Update the variables in the above script and save as index.php. Upload this file to it's own directory on your server, for example /www/sqlbackup/.

/www/sqlbackup/ should be configured as a password protected directory to prevent access by anyone to it.

Download wget into your %windir. This is a command line utility that can be used to download remote files and pages from http and ftp servers.

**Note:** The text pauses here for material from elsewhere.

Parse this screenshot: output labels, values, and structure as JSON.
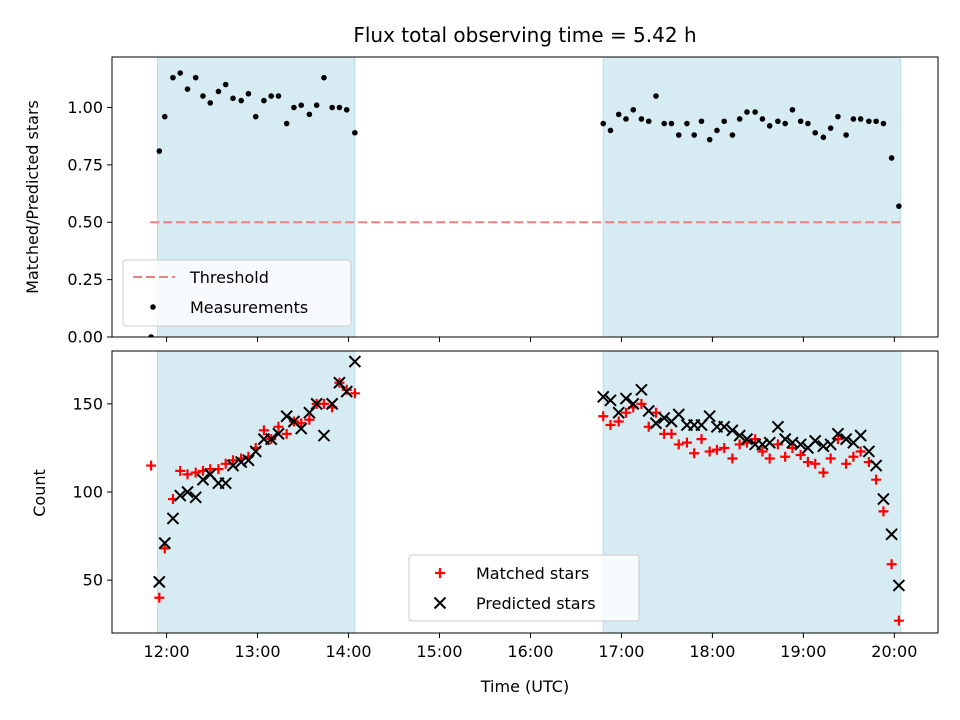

Optionally, install WinRAR to add compression.

wget --http-user=... --http-password=... --output-document=C:\Users\Joe\Documents\Scripts\sqlbackup\backup.txt http://www.yourserver.com/sqlbackup/
"C:\program files\winrar\rar.exe" u -dw -y -p... backup.rar backup.txt

The first line uses wget to download the output from our remote script to backup.txt. The user, password, remote, and local locations all need to be changed to suite your configuration. This should be saved into script.bat in it's own directory on your local workstation, example C:\Users\Joe\Documents\Scripts\sqlbackup\.

The second line compresses the downloaded file into backup.rar and sets the password of the rar to whatever follows the -p argument. Note that the rar password ads very minimal security due to the script, which contains the password, being in the same directory. This line is optional and can be omitted.

Run backup.bat to make sure that everything is working fine.

In a command window, enter at 13:00 /EVERY:M,T,W,Th,F,S,Su C:\Users\Joe\Documents\Scripts\sqlbackup\backup.bat

This will cause the above local script to execute everyday at 1:00PM everyday of the week.

There's nothing else to it! Keep in mind, once again, that this will make any of the dumped MySQL contents as insecure as your computer is!